Если теперь эта всеобщая значимость не должна основываться на каком-либо собирании голосов других или на каком-либо опросе их относительно рода ощущений, которые они имеют, а должна покоиться, как бы, на автономии судящего субъекта в отношении чувства удовольствия (в данном представлении), т.е. на его собственном вкусе, и все же не должна быть выведена из понятий; тогда суждение подобное этому — такое, каким является суждение вкуса, в самом деле — имеет двоякую логическую особенность. Во-первых, это его априорная всеобщая значимость, которая не есть логическая всеобщность в соответствии с понятиями, а всеобщность единичного суждения. Во-вторых, оно имеет необходимость (которая всегда должна покоиться на априорных основаниях), которая, однако, не зависит от каких-либо априорных оснований доказательства, посредством представления которых согласие, которое каждый уступает суждению вкуса, могло бы быть истребовано.
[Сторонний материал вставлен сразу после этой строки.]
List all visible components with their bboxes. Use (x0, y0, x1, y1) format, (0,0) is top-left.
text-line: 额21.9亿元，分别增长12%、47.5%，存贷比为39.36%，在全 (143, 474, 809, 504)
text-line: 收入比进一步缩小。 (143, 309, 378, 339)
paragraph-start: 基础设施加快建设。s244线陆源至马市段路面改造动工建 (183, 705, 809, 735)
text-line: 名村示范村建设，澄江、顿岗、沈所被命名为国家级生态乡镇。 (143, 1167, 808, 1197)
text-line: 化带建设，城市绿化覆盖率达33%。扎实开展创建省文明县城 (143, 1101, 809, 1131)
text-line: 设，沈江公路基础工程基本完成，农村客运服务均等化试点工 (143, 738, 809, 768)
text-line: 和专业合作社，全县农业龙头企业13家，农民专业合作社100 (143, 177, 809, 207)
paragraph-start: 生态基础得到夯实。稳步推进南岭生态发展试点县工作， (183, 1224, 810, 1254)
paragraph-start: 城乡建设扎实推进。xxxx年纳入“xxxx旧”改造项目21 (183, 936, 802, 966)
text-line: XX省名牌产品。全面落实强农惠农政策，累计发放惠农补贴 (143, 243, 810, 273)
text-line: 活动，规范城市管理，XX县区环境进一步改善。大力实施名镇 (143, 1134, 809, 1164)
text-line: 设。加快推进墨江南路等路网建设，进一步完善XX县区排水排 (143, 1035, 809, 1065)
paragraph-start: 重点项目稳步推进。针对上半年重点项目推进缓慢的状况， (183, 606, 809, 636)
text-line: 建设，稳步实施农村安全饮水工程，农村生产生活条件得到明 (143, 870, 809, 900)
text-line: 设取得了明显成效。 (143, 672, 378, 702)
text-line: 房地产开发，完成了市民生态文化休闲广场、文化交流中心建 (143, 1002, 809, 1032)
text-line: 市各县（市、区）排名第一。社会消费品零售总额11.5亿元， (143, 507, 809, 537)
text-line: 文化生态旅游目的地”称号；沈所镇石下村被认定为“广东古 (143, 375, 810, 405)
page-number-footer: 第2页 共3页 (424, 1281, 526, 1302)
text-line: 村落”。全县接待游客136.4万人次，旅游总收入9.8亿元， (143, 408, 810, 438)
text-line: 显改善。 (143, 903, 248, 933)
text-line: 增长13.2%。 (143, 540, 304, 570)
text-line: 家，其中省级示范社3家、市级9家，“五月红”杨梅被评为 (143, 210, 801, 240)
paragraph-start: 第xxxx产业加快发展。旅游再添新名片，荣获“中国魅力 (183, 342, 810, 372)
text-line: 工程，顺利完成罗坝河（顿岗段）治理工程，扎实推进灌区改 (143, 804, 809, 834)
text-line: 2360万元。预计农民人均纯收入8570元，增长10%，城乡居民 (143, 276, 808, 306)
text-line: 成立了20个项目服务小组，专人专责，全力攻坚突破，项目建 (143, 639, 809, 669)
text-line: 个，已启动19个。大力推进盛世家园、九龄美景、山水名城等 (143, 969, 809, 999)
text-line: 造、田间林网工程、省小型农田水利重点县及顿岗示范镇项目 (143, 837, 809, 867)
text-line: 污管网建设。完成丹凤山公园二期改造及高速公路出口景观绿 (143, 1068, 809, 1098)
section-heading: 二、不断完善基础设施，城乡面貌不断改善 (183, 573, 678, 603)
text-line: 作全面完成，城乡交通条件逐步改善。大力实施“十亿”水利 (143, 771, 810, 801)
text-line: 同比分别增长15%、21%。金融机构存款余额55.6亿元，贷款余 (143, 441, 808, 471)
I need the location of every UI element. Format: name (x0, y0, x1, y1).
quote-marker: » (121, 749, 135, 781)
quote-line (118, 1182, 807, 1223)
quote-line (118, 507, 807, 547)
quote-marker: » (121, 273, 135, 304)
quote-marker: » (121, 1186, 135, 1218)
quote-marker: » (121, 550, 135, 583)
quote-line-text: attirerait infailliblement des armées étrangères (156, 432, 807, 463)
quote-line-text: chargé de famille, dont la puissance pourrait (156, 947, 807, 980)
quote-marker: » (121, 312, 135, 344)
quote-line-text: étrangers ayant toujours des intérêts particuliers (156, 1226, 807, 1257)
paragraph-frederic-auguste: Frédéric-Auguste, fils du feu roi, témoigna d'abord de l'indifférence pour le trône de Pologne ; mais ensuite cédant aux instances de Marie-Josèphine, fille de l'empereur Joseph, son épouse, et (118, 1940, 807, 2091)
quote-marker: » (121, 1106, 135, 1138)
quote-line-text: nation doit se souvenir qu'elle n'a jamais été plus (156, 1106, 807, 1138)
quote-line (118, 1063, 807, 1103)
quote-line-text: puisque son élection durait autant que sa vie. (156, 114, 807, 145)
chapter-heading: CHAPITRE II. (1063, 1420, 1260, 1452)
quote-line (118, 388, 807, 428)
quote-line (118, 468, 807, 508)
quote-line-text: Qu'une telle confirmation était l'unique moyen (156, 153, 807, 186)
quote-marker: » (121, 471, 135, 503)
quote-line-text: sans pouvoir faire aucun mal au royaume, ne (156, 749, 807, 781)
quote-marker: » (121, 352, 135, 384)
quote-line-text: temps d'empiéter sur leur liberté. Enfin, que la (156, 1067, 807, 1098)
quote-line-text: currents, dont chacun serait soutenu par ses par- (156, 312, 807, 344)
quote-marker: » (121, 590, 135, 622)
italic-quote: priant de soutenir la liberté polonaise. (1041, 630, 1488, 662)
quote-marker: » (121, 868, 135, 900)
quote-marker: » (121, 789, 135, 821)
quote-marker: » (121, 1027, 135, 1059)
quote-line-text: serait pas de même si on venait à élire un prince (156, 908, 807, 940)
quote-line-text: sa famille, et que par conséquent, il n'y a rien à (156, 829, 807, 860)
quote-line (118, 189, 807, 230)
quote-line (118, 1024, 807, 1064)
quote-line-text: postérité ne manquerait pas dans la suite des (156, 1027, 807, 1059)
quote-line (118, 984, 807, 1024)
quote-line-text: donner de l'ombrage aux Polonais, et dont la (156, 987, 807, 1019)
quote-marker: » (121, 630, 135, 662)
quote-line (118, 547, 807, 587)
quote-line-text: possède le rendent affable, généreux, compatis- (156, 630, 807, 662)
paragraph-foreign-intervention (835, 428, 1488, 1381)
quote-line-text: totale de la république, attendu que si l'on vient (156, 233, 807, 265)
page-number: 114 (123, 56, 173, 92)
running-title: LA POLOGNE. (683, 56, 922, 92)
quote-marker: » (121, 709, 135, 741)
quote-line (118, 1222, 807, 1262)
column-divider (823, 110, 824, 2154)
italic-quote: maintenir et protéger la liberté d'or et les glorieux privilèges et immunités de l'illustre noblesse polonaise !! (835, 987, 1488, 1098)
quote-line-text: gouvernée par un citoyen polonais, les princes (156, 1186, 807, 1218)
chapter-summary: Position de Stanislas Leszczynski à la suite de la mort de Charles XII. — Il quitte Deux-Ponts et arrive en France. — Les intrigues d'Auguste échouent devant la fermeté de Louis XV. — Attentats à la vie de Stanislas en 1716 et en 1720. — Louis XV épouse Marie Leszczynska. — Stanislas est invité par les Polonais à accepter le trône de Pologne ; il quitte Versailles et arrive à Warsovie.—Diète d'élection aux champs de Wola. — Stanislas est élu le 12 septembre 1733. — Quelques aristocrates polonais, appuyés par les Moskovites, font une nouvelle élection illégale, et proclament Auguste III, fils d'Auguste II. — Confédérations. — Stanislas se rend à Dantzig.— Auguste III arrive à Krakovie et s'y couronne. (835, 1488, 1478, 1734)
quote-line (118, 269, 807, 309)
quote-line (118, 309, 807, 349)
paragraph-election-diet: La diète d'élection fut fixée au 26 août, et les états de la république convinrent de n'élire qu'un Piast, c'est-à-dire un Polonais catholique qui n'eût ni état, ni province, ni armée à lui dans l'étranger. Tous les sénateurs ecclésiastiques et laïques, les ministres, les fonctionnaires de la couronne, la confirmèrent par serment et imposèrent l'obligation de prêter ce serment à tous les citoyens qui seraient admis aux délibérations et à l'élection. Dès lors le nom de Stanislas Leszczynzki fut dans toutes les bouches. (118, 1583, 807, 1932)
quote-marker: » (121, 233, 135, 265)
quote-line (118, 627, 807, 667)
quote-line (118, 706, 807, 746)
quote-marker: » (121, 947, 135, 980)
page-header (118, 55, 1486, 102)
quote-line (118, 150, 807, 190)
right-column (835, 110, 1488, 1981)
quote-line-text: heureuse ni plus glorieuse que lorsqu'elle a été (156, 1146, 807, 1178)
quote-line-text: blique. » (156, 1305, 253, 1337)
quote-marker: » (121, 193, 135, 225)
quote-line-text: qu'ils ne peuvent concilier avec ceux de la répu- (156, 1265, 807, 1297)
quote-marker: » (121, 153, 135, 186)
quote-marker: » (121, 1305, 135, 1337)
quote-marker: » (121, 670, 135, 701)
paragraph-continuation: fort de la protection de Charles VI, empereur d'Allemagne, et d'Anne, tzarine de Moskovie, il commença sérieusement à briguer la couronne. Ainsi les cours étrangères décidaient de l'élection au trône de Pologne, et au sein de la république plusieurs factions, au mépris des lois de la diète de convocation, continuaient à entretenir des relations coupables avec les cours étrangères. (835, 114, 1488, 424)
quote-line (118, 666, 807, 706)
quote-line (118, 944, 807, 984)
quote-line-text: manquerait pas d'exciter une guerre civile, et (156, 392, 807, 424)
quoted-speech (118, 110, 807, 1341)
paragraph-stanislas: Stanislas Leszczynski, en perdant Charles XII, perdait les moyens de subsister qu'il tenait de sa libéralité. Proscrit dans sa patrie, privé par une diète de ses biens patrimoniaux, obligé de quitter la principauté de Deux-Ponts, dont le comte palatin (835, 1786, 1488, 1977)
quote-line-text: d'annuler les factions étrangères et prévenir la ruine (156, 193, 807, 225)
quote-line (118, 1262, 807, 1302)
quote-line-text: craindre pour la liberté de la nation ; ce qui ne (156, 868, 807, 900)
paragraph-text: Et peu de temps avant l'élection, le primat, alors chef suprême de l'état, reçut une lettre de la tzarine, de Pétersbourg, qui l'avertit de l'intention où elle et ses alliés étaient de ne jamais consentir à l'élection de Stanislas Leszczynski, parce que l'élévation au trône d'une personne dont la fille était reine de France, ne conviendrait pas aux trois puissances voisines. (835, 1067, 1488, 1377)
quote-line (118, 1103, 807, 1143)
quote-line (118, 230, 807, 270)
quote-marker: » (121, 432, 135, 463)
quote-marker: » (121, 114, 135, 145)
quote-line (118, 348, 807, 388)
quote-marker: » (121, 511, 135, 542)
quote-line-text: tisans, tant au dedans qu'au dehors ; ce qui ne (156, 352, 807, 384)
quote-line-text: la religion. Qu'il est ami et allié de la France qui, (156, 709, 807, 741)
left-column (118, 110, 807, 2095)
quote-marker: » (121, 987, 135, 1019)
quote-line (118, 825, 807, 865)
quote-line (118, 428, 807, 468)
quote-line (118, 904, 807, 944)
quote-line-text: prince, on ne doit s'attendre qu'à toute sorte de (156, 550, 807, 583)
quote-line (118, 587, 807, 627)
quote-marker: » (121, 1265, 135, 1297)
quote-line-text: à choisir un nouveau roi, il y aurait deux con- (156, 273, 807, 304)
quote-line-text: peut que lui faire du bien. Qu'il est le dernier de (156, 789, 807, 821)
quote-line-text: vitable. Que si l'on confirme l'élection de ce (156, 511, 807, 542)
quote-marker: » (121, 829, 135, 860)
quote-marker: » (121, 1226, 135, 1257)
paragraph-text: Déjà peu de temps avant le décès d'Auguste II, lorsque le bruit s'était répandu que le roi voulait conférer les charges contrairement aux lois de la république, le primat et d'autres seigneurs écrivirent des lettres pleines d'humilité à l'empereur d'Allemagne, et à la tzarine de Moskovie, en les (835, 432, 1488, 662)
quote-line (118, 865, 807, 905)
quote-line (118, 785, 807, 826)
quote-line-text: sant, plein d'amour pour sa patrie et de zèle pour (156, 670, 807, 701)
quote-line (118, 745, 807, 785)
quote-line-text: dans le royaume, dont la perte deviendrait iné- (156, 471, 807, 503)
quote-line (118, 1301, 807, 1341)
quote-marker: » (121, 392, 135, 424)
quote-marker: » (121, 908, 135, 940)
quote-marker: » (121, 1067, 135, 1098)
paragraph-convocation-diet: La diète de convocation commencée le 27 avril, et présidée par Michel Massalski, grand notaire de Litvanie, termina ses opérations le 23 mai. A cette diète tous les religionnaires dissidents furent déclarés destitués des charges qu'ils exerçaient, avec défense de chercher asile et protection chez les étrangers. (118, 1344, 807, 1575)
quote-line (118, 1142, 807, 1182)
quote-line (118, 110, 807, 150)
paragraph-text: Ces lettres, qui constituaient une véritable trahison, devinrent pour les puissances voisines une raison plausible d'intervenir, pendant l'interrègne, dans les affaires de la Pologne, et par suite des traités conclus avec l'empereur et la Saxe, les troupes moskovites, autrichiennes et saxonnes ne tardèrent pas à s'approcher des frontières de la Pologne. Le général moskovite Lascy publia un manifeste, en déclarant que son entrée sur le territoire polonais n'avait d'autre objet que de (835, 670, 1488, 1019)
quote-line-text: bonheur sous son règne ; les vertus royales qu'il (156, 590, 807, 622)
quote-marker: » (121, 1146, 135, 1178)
Решение этих логических особенностей, в которых суждение вкуса отличается от всех познавательных суждений — если мы с самого начала абстрагируемся от всякого содержания, а именно от чувства удовольствия, и лишь сравниваем эстетическую форму с формой объективных суждений, как предписывает логика, — достаточно само по себе для дедукции этой единичной способности. Мы будем затем представлять и разъяснять на примерах эти характерные свойства вкуса.